The holiday season is traditionally the time of year where donations to charity increase. But as MPB's Mark Rigsby reports, possible federal tax changes could change the way Americans give to charitable causes.
The tax code overhaul, currently under consideration by Congress, could result in a decrease in charitable donations. Richard Gershon, a tax law expert at The University of Mississippi School of Law, says the changes would nearly double the standard deduction for taxpayers and some itemized deductions would be taken away. He says the result means 30,000,000 fewer taxpayers would be able to itemize their deductions, and that could impact the incentive for middle and upper middle class families giving to charity.

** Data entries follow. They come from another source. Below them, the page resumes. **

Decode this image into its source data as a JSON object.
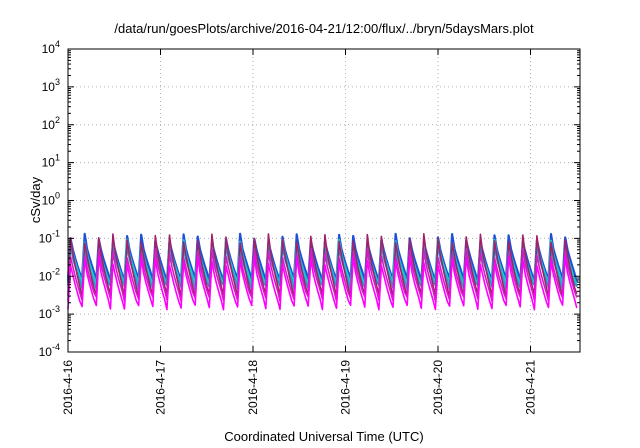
{
  "chart_data": {
    "type": "line",
    "title": "/data/run/goesPlots/archive/2016-04-21/12:00/flux/../bryn/5daysMars.plot",
    "xlabel": "Coordinated Universal Time (UTC)",
    "ylabel": "cSv/day",
    "y_scale": "log",
    "ylim": [
      0.0001,
      10000
    ],
    "y_ticks": [
      {
        "base": "10",
        "exp": "4",
        "value": 10000
      },
      {
        "base": "10",
        "exp": "3",
        "value": 1000
      },
      {
        "base": "10",
        "exp": "2",
        "value": 100
      },
      {
        "base": "10",
        "exp": "1",
        "value": 10
      },
      {
        "base": "10",
        "exp": "0",
        "value": 1
      },
      {
        "base": "10",
        "exp": "-1",
        "value": 0.1
      },
      {
        "base": "10",
        "exp": "-2",
        "value": 0.01
      },
      {
        "base": "10",
        "exp": "-3",
        "value": 0.001
      },
      {
        "base": "10",
        "exp": "-4",
        "value": 0.0001
      }
    ],
    "xlim": [
      "2016-04-16",
      "2016-04-21 12:00"
    ],
    "x_ticks": [
      "2016-4-16",
      "2016-4-17",
      "2016-4-18",
      "2016-4-19",
      "2016-4-20",
      "2016-4-21"
    ],
    "grid": true,
    "cycles_per_day": 6.5,
    "series": [
      {
        "color": "#1f4fd8",
        "peak": 0.1,
        "trough": 0.008
      },
      {
        "color": "#17c8c8",
        "peak": 0.07,
        "trough": 0.006
      },
      {
        "color": "#3a8fd0",
        "peak": 0.05,
        "trough": 0.005
      },
      {
        "color": "#a0226a",
        "peak": 0.1,
        "trough": 0.003
      },
      {
        "color": "#d21fc0",
        "peak": 0.04,
        "trough": 0.0025
      },
      {
        "color": "#ff00ff",
        "peak": 0.025,
        "trough": 0.0015
      }
    ]
  }
}
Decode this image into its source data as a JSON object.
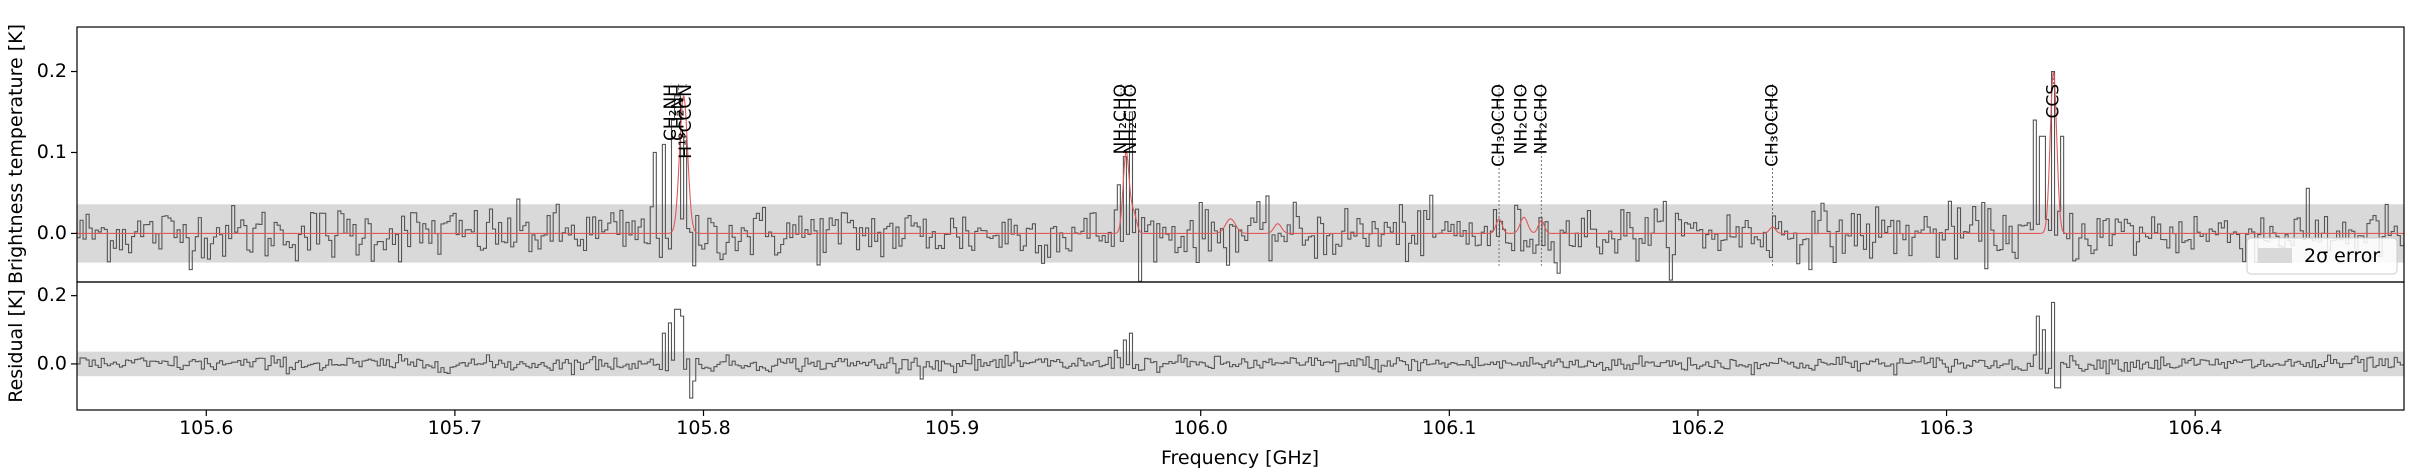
{
  "chart_data": [
    {
      "panel": "main",
      "type": "line",
      "ylabel": "Brightness temperature [K]",
      "xlim": [
        105.548,
        106.484
      ],
      "ylim": [
        -0.06,
        0.255
      ],
      "yticks": [
        0.0,
        0.1,
        0.2
      ],
      "yticklabels": [
        "0.0",
        "0.1",
        "0.2"
      ],
      "error_band": {
        "low": -0.036,
        "high": 0.036,
        "label": "2σ error",
        "color": "#d9d9d9"
      },
      "legend": {
        "placement": "bottom-right",
        "entry_label": "2σ error"
      },
      "observed": {
        "style": "steps",
        "color": "#555555",
        "noise_sigma": 0.017,
        "peaks": [
          {
            "x": 105.78,
            "y": 0.1
          },
          {
            "x": 105.783,
            "y": 0.11
          },
          {
            "x": 105.787,
            "y": 0.14
          },
          {
            "x": 105.789,
            "y": 0.17
          },
          {
            "x": 105.792,
            "y": 0.12
          },
          {
            "x": 105.796,
            "y": -0.04
          },
          {
            "x": 105.966,
            "y": 0.06
          },
          {
            "x": 105.969,
            "y": 0.095
          },
          {
            "x": 105.971,
            "y": 0.15
          },
          {
            "x": 105.974,
            "y": 0.03
          },
          {
            "x": 106.335,
            "y": 0.14
          },
          {
            "x": 106.338,
            "y": 0.12
          },
          {
            "x": 106.342,
            "y": 0.2
          },
          {
            "x": 106.346,
            "y": 0.12
          }
        ]
      },
      "model": {
        "style": "line",
        "color": "#e05a5a",
        "components": [
          {
            "x": 105.792,
            "amp": 0.17,
            "width": 0.0016
          },
          {
            "x": 105.97,
            "amp": 0.1,
            "width": 0.0012
          },
          {
            "x": 105.973,
            "amp": 0.025,
            "width": 0.0012
          },
          {
            "x": 106.012,
            "amp": 0.018,
            "width": 0.002
          },
          {
            "x": 106.031,
            "amp": 0.012,
            "width": 0.0015
          },
          {
            "x": 106.12,
            "amp": 0.018,
            "width": 0.0012
          },
          {
            "x": 106.13,
            "amp": 0.02,
            "width": 0.0015
          },
          {
            "x": 106.137,
            "amp": 0.016,
            "width": 0.0012
          },
          {
            "x": 106.23,
            "amp": 0.008,
            "width": 0.0012
          },
          {
            "x": 106.343,
            "amp": 0.2,
            "width": 0.0013
          }
        ]
      },
      "line_labels": [
        {
          "label": "CH₂NH",
          "x": 105.787,
          "marker_y": 0.185
        },
        {
          "label": "CH₂NH",
          "x": 105.79,
          "marker_y": 0.17
        },
        {
          "label": "H¹³CCCN",
          "x": 105.793,
          "marker_y": 0.18
        },
        {
          "label": "NH₂CHO",
          "x": 105.968,
          "marker_y": 0.17
        },
        {
          "label": "NH₂CHO",
          "x": 105.972,
          "marker_y": 0.17
        },
        {
          "label": "CH₃OCHO",
          "x": 106.12,
          "marker_y": -0.04
        },
        {
          "label": "NH₂CHO",
          "x": 106.129,
          "marker_y": 0.17
        },
        {
          "label": "NH₂CHO",
          "x": 106.137,
          "marker_y": -0.04
        },
        {
          "label": "CH₃OCHO",
          "x": 106.23,
          "marker_y": -0.04
        },
        {
          "label": "CCS",
          "x": 106.343,
          "marker_y": 0.2
        }
      ]
    },
    {
      "panel": "residual",
      "type": "line",
      "ylabel": "Residual [K]",
      "xlabel": "Frequency [GHz]",
      "xlim": [
        105.548,
        106.484
      ],
      "ylim": [
        -0.135,
        0.24
      ],
      "yticks": [
        0.0,
        0.2
      ],
      "yticklabels": [
        "0.0",
        "0.2"
      ],
      "error_band": {
        "low": -0.036,
        "high": 0.036,
        "color": "#d9d9d9"
      },
      "xticks": [
        105.6,
        105.7,
        105.8,
        105.9,
        106.0,
        106.1,
        106.2,
        106.3,
        106.4
      ],
      "xticklabels": [
        "105.6",
        "105.7",
        "105.8",
        "105.9",
        "106.0",
        "106.1",
        "106.2",
        "106.3",
        "106.4"
      ],
      "residual": {
        "style": "steps",
        "color": "#555555",
        "noise_sigma": 0.011,
        "peaks": [
          {
            "x": 105.783,
            "y": 0.09
          },
          {
            "x": 105.786,
            "y": 0.12
          },
          {
            "x": 105.789,
            "y": 0.16
          },
          {
            "x": 105.791,
            "y": 0.14
          },
          {
            "x": 105.794,
            "y": -0.1
          },
          {
            "x": 105.796,
            "y": -0.05
          },
          {
            "x": 105.965,
            "y": 0.04
          },
          {
            "x": 105.969,
            "y": 0.07
          },
          {
            "x": 105.971,
            "y": 0.09
          },
          {
            "x": 106.336,
            "y": 0.14
          },
          {
            "x": 106.339,
            "y": 0.1
          },
          {
            "x": 106.342,
            "y": 0.18
          },
          {
            "x": 106.344,
            "y": -0.07
          }
        ]
      }
    }
  ]
}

"People give to charity for different reasons besides the tax incentive. I think people will still give to charity, but they're talking about a decrease of about 8%, is what people predict, to charities in the long run, because of the increased itemized deduction."
Jane Alexander is President and CEO of the Community Foundation for Mississippi. The foundation handles tens of millions of dollars of endowment funds, and gives millions of dollars in grants to non-profits. She says she's concerned about the tax changes.
"I can't paint a doomsday scenerio, at least not at present, again, we haven't seen the final provisions. But it will fundamentally change the way, I believe, people give, and how we interact with our donors and the charities we serve."
Alexander says if the tax changes are made into law, people will continue to give. But she says charitable giving by donors would be less broad and more focused on specific charities.